# Age to buy a Tegu?



## hppel (Nov 30, 2012)

Hey guys, currently, I'm looking to buy a Tegu, and there are several breeders near me offering them as Sub-Adults. And I was wondering, what is the best age to purchase a Tegu? When they are still hatchlings, yearlings, adults? Personal experiences/opinions welcome!


----------



## Bubblz Calhoun (Dec 1, 2012)

_I know I posted a response to this question some where on this site but can't find it, so c&p'd from the other site.

It doesn't really matter, start with what you want and or are comfortable with. 
It's similar to getting a cat or dog. Do you want something older that's more than likely already trained or in this case worked with. Pretty much set in it's ways personality wise and depending on where it comes from you can ask questions to find out it's likes or dislikes. Or do you want to start fresh with something younger that you have to work with and put in the time and effort to raise and watch it grow.

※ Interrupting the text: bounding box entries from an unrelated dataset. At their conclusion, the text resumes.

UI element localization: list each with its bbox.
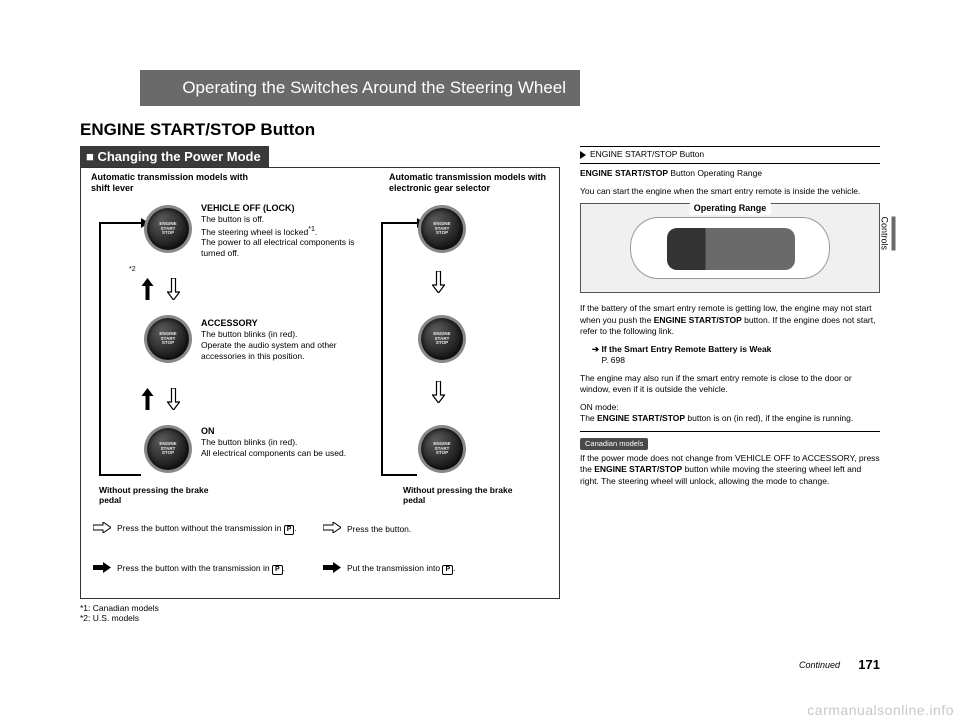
bracket-left	[99, 222, 141, 476]
arrow-right-solid-icon	[93, 562, 111, 576]
sidebar-para-3: If the battery of the smart entry remote…	[580, 303, 880, 337]
state-body: The button blinks (in red).	[201, 329, 369, 340]
page-title: ENGINE START/STOP Button	[80, 120, 880, 140]
sidebar-link: ➔ If the Smart Entry Remote Battery is W…	[580, 344, 880, 367]
state-on: ON The button blinks (in red). All elect…	[201, 426, 369, 459]
legend-row-1: Press the button without the transmissio…	[93, 522, 547, 538]
arrow-down-icon	[432, 271, 445, 293]
power-mode-diagram: Automatic transmission models with shift…	[80, 167, 560, 599]
engine-button-icon: ENGINESTARTSTOP	[421, 318, 463, 360]
state-body: The button is off.	[201, 214, 369, 225]
manual-page: Operating the Switches Around the Steeri…	[80, 70, 880, 670]
arrow-up-icon	[141, 278, 154, 300]
arrow-down-icon	[432, 381, 445, 403]
legend-text: Put the transmission into P.	[347, 563, 547, 575]
arrow-right-outline-icon	[93, 522, 111, 536]
state-body: The steering wheel is locked*1.	[201, 225, 369, 237]
sidebar-para-6: If the power mode does not change from V…	[580, 453, 880, 487]
side-tab-controls: Controls	[880, 216, 896, 250]
chevron-right-icon	[580, 151, 586, 159]
car-outline-icon	[630, 217, 830, 279]
model-badge: Canadian models	[580, 438, 648, 450]
legend-text: Press the button with the transmission i…	[117, 563, 317, 575]
state-body: The power to all electrical components i…	[201, 237, 369, 258]
model-header-right: Automatic transmission models with elect…	[389, 172, 549, 194]
engine-button-icon: ENGINESTARTSTOP	[421, 208, 463, 250]
footnotes: *1: Canadian models *2: U.S. models	[80, 603, 560, 623]
footnote-1: *1: Canadian models	[80, 603, 560, 613]
left-column: Changing the Power Mode Automatic transm…	[80, 146, 560, 623]
arrow-down-icon	[167, 278, 180, 300]
state-body: The button blinks (in red).	[201, 437, 369, 448]
legend-row-2: Press the button with the transmission i…	[93, 562, 547, 578]
engine-button-icon: ENGINESTARTSTOP	[421, 428, 463, 470]
engine-button-icon: ENGINESTARTSTOP	[147, 208, 189, 250]
operating-range-figure: Operating Range	[580, 203, 880, 293]
arrow-right-outline-icon	[323, 522, 341, 536]
sidebar-para-4: The engine may also run if the smart ent…	[580, 373, 880, 396]
legend-text: Press the button without the transmissio…	[117, 523, 317, 535]
state-body: Operate the audio system and other acces…	[201, 340, 369, 361]
page-number: 171	[858, 657, 880, 672]
engine-button-icon: ENGINESTARTSTOP	[147, 428, 189, 470]
pedal-note-right: Without pressing the brake pedal	[403, 486, 523, 506]
model-header-left: Automatic transmission models with shift…	[91, 172, 251, 194]
subsection-title: Changing the Power Mode	[80, 146, 269, 167]
link-arrow-icon: ➔	[592, 344, 599, 354]
watermark: carmanualsonline.info	[807, 702, 954, 718]
arrow-up-icon	[141, 388, 154, 410]
sidebar-para-1: ENGINE START/STOP Button Operating Range	[580, 168, 880, 179]
arrow-down-icon	[167, 388, 180, 410]
sidebar-para-5: ON mode: The ENGINE START/STOP button is…	[580, 402, 880, 425]
footnote-marker-2: *2	[129, 266, 136, 273]
pedal-note-left: Without pressing the brake pedal	[99, 486, 219, 506]
sidebar-para-2: You can start the engine when the smart …	[580, 186, 880, 197]
arrow-right-solid-icon	[323, 562, 341, 576]
bracket-right	[381, 222, 417, 476]
footnote-2: *2: U.S. models	[80, 613, 560, 623]
chapter-banner: Operating the Switches Around the Steeri…	[140, 70, 580, 106]
legend-text: Press the button.	[347, 524, 547, 535]
state-vehicle-off: VEHICLE OFF (LOCK) The button is off. Th…	[201, 203, 369, 259]
car-interior-shading	[667, 228, 795, 270]
state-body: All electrical components can be used.	[201, 448, 369, 459]
sidebar-header-text: ENGINE START/STOP Button	[590, 149, 704, 160]
engine-button-icon: ENGINESTARTSTOP	[147, 318, 189, 360]
state-title: ACCESSORY	[201, 318, 369, 329]
operating-range-label: Operating Range	[690, 202, 771, 214]
continued-label: Continued	[799, 660, 840, 670]
sidebar-header: ENGINE START/STOP Button	[580, 146, 880, 162]
state-title: ON	[201, 426, 369, 437]
sidebar-body: ENGINE START/STOP Button Operating Range…	[580, 168, 880, 487]
state-accessory: ACCESSORY The button blinks (in red). Op…	[201, 318, 369, 361]
state-title: VEHICLE OFF (LOCK)	[201, 203, 369, 214]
right-column: ENGINE START/STOP Button ENGINE START/ST…	[580, 146, 880, 623]
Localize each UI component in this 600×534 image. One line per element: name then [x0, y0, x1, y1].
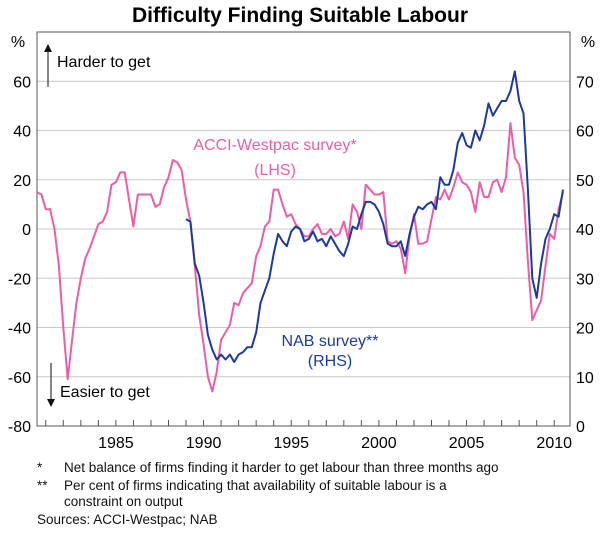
sources-text: Sources: ACCI-Westpac; NAB	[37, 512, 218, 527]
up-arrowhead-icon	[44, 44, 52, 52]
left-tick-label: 20	[13, 173, 31, 190]
x-tick-label: 2000	[361, 435, 397, 452]
right-tick-label: 70	[576, 74, 594, 91]
right-tick-label: 30	[576, 271, 594, 288]
x-tick-label: 1985	[98, 435, 134, 452]
footnote-text: Net balance of firms finding it harder t…	[64, 460, 499, 475]
right-tick-label: 60	[576, 124, 594, 141]
easier-annotation: Easier to get	[60, 384, 150, 401]
acci-axis-label: (LHS)	[254, 162, 296, 179]
right-axis-unit: %	[581, 34, 595, 51]
footnote-mark: **	[37, 478, 48, 493]
x-tick-label: 2010	[536, 435, 572, 452]
left-tick-label: -60	[8, 370, 31, 387]
acci-series-label: ACCI-Westpac survey*	[193, 137, 356, 154]
left-axis-unit: %	[11, 34, 25, 51]
footnote-mark: *	[37, 460, 43, 475]
chart-title: Difficulty Finding Suitable Labour	[132, 4, 468, 27]
footnote-text: Per cent of firms indicating that availa…	[64, 478, 447, 493]
right-tick-label: 50	[576, 173, 594, 190]
right-tick-label: 40	[576, 222, 594, 239]
left-tick-label: 0	[22, 222, 31, 239]
nab-line	[185, 70, 564, 363]
x-tick-label: 1990	[186, 435, 222, 452]
left-tick-label: -80	[8, 419, 31, 436]
harder-annotation: Harder to get	[57, 54, 151, 71]
nab-series-label: NAB survey**	[282, 333, 379, 350]
left-tick-label: -40	[8, 321, 31, 338]
right-tick-label: 10	[576, 370, 594, 387]
x-tick-label: 2005	[449, 435, 485, 452]
left-tick-label: 40	[13, 124, 31, 141]
right-tick-label: 20	[576, 321, 594, 338]
plot-frame	[36, 31, 571, 427]
footnote-text: constraint on output	[64, 494, 183, 509]
left-tick-label: 60	[13, 74, 31, 91]
sources: Sources: ACCI-Westpac; NAB	[37, 512, 218, 528]
down-arrowhead-icon	[47, 399, 55, 407]
x-tick-label: 1995	[273, 435, 309, 452]
right-tick-label: 0	[576, 419, 585, 436]
nab-axis-label: (RHS)	[308, 353, 352, 370]
left-tick-label: -20	[8, 271, 31, 288]
chart: Difficulty Finding Suitable Labour -80 -6…	[8, 4, 595, 452]
acci-westpac-line	[36, 122, 564, 393]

I picked up a four year old last summer that didn't skip a beat. As long as you don't reinforce bad behaviors like cage aggression, they'll go away in time. When adopting older animals you pretty much know what you're going to get (ask questions) so there are few surprises. They can bond with you the same as a younger animal, in most cases in less time since they are older, have been exposed to more (hopefully) and are less skitish._


----------